No poder hablar no significa no tener nada que decir

¿Os imagináis que no pudierais hablar? ¿Cómo os comunicaríais? En España hay más de 4 millones de personas con discapacidad y de estas, cerca de un tercio tienen dificultades de comunicación. Niños y niñas con Parálisis Cerebral Infantil, Síndrome de Rett, o Autismo, entre otros, se ven condenados a vivir cada día sin habla. Hace dos años y medio recibimos el diagnostico de nuestra hija de Síndrome de Angelman. Nos dijeron que no podría hablar, que no podría aprender a leer o escribir. En definitiva, que no podría ser autónoma ni independiente. Decidimos no conformarnos. Porque no poder hablar no significa no tener nada que decir. Hoy en día, gracias a la tecnología, Clara es capaz de comunicarse con nosotros, llamar nuestra atención, expresar como se siente o decirnos lo que quiere. Pero tener un comunicador no significa saber usarlo, al igual que tener un piano no nos hace pianista. Pretendemos crear un espacio de formación online para que profesionales y familiares de niños con discapacidad aprendan a comunicarse con ellos. Pero no solo eso, también queremos que aprendan a enseñarles a leer y escribir. Niños que han sido diagnosticados con una discapacidad cognitiva descrita como grave han demostrado, en contra de su diagnóstico inicial, que con estas herramientas, son capaces de iniciarse en la lecto-escritura. Por supuesto, este camino no es fácil y supone un reto. Por eso, queremos acompañarles y ayudarles a gestionar este desafío. Además, ante la ausencia de investigación en castellano, pretendemos colaborar con universidades para generar conocimiento sobre esta problemática, de la que depende el futuro de muchos niños. Como sociedad estamos obligados a preguntarnos: ¿estamos proporcionando las oportunidades suficientes a los menores sin lenguaje oral de desarrollarse y alfabetizarse? ¿les estamos ofreciendo un modelo de lenguaje accesible con el que se puedan comunicar? Debemos apostar por una educación universal e inclusiva. Esto nos afecta a todos

¿Cómo nació la idea?

En nuestro camino como padres de una niña con discapacidad nos hemos encontrado innumerables barreras, muchos prejuicios y desinformación. Nuestro proyecto no es más que aquello con lo que nos hubiera gustado encontrarnos al principio del camino. Desde que recibimos el diagnóstico comenzó un camino no señalizado, que se fue abriendo paso a paso. En un intento de generar certezas iniciamos un proceso de formación. Mi experiencia profesional como psiquiatra y licenciada en psicología me ha permitido entender las claves de este proceso. Queremos que todos los padres, madres y profesionales tengan los recursos y la formación necesaria a su alcance en el difícil camino de dar voz a las personas sin lenguaje oral.

¿Cómo contribuye a un mundo mejor?

Nuestro proyecto tiene una clara vocación social.
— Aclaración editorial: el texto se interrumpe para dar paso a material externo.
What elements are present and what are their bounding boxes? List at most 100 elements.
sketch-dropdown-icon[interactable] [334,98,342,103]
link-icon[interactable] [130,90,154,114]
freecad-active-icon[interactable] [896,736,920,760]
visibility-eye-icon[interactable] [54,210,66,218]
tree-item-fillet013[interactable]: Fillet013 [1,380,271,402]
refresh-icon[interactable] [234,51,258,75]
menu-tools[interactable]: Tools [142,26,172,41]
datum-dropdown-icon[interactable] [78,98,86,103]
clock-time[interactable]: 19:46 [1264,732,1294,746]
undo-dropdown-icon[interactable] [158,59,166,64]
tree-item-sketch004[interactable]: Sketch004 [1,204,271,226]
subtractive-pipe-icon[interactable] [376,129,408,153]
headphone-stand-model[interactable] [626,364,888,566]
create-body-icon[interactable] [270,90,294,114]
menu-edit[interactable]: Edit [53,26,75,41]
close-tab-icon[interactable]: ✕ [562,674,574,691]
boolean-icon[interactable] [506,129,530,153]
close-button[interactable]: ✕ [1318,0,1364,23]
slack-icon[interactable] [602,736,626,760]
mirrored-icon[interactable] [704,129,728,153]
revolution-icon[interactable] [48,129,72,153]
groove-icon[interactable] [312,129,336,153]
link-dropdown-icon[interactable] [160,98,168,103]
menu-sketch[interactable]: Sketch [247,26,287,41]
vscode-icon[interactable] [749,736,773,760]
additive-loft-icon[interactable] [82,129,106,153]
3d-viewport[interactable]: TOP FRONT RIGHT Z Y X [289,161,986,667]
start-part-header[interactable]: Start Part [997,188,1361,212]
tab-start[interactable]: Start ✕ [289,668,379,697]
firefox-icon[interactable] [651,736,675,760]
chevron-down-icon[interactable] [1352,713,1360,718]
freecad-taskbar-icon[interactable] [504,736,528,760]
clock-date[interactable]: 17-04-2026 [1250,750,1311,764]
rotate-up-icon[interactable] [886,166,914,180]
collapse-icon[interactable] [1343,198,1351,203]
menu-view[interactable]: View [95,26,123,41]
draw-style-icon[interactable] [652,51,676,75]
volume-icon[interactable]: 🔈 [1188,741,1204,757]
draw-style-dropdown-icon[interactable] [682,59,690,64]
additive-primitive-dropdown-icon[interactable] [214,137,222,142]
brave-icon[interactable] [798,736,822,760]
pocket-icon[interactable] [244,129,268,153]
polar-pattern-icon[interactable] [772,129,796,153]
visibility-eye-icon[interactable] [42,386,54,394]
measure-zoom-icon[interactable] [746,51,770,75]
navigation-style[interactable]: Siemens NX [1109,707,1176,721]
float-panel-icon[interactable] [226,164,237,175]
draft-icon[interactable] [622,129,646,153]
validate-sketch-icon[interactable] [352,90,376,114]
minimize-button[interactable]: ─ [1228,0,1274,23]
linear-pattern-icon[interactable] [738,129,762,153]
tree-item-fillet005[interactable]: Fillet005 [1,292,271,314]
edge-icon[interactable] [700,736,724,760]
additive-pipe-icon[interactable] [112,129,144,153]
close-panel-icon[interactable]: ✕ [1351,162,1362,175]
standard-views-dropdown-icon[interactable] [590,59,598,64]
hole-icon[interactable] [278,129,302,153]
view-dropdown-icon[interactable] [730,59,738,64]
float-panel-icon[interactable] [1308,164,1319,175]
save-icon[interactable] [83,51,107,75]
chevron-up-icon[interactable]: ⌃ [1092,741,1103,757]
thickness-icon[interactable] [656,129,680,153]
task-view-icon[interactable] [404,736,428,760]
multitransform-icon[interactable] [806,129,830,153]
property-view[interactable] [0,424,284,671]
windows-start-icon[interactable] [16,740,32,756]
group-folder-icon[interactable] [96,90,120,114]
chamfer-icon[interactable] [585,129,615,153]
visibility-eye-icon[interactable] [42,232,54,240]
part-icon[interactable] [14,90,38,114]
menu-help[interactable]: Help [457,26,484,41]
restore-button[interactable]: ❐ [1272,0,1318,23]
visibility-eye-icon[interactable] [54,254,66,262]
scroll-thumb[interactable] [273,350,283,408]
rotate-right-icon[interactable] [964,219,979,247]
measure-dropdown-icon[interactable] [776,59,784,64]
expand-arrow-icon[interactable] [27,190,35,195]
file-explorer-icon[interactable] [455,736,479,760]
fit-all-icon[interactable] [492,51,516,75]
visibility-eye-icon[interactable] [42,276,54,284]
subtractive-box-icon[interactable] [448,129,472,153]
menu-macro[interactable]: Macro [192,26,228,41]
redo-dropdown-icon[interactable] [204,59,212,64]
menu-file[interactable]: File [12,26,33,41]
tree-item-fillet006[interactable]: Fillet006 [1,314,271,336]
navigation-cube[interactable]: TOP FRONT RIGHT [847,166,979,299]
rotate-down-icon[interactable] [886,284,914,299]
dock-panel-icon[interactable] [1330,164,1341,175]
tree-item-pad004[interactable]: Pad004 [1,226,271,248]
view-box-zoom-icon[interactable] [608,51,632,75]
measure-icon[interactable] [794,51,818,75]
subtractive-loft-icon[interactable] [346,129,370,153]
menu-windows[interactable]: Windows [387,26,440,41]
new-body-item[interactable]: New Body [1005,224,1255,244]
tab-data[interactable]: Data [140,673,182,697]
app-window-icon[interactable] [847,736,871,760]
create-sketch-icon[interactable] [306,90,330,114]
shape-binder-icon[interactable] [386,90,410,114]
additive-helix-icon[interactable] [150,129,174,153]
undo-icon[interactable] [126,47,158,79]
Partimos del derecho de todas las personas a poder comunicarse y a tener la oportunidad de aprender a leer y escribir, independientemente de sus diagnósticos o etiquetas.

¿A quién ayudas?

Menores y personas con discapacidad y dificultades de comunicación.

¿Te ayuda más gente?

En este proyecto me acompañan Begoña Llorens, Ana Jacas, Patricia Velasco, Beatriz Bellido y Ana Medina. Somos un grupo multidisciplinar de madres y profesionales del campo de la psicología, logopedia, educación, comunicación e investigación.